The terms ‘time travel’ and ‘time machine’ never existed until the visionary writer H.G Wells came up with his for his fictional work. After that, not only has the concept become extremely popular, scientists now believe that we may actually see the technology come to fruition someday. This is the power of great fiction and forward-thinking writers. Not only do they entertain us, they also open our minds to great and wonderful possibilities. There have been many writers across history that have accurately predicted the future in one way or another. Here is a list of 10 such books that managed to peer into the future:
The most famous example on this list is George Orwell’s prediction of wide-spread government surveillance in his 1948 book ‘1984’. The NSA scandal that broke out in 2013 proved his prediction to be true.
Martin Caidin’s book – ‘Cyborg’, written in 1972, managed to predict the use of bionic limbs that would enhance human capabilities. In 2013, this vision came to life when the first bionic leg implant was performed.
2001: A Space Odyssey
Arthur C. Clarke is considered by many as one of the greatest thinkers of all-time. His amazing book ‘2001: A Space Odyssey’ not just made for a great source material for one of Stanley Kubrick’s greatest films, it also predicted the use of communication satellites 14 years before they were first used in 1965.
The Hitchhiker’s Guide To The Galaxy
Douglas Adam’s ‘The Hitchhiker’s Guide to the Galaxy’, is a truly exceptional work for many reasons. It was written in 1980, but was obviously ahead of its time.
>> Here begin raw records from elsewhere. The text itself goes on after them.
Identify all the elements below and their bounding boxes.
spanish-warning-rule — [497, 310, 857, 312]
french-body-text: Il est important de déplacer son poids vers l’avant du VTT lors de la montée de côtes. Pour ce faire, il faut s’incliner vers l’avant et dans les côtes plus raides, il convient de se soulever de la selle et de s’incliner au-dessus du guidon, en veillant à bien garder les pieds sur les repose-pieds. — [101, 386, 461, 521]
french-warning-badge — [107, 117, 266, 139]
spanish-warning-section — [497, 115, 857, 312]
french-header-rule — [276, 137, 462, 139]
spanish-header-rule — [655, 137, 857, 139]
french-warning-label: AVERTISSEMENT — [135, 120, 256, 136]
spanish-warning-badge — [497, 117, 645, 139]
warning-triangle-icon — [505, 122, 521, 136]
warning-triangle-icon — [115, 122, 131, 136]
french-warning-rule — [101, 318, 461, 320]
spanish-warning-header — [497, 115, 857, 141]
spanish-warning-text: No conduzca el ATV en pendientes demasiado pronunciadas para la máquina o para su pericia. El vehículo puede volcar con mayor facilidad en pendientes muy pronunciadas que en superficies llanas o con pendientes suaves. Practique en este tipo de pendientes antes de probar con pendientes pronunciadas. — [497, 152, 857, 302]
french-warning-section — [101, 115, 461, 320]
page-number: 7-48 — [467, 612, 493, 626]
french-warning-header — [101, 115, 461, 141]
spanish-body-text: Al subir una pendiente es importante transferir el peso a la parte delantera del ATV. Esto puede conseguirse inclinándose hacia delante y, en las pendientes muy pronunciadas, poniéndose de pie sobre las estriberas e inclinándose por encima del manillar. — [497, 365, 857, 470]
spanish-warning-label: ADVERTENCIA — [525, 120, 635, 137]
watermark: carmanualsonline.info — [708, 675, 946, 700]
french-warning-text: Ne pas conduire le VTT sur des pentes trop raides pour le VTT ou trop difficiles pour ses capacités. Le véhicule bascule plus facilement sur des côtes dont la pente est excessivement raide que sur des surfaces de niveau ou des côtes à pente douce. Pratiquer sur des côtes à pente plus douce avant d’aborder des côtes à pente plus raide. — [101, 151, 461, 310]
Douglas Adam used the concept of real-time voice translation in his book, a feature that has been fully realized by Google in 2014.
The City And The Stars
Arthur C. Clarke features again on this list for his envisioning of virtual reality. He did so in his 1956 title ‘The City And The Stars’. Virtual reality was first used 10 years after this book when the first flight simulator was developed.
Predicting the invention of something like the internet needs a special kind of recognition. William Gibson’s genius sci-fi classic ‘Neuromancer’ did exactly that when spoke about the use of the world wide web in 1984, seven years before the birth of the internet.
Stranger In A Strange Land
Bet you never thought that an author predicted the use of waterbeds before it was invented. Robert Heinlein did so in his 1961 book ‘Stranger In A Strange Land’. The first waterbed was patented in 1971.
The Age Of Intelligent Machines
Ra Kurzweil predicted that the best human chess player in the world would be beat by a computer before the year 2000. He did so in his book ‘The Age Of Intelligent Machines’ which came out in 1990. Only 7 years later, IBM’s computer managed to become the chess champion of the world.
Stand On Zanzibar
Predicting the political state of a continent can be extremely difficult, but John Brunner managed to accurately predict the formation of the European union in his 1969 book ‘Stand on Zanzibar’. The union came into existence 24 years later.
From The Earth To The Moon
In her amazing book ‘From the Earth to the Moon’, Jules Verne predicted details of the Apollo mission 104 years before the incident actually occurred. She penned this book in 1865 and said that lunar modules would launch from Florida and make their way to the moon, and even return to Earth using splashdown capsules.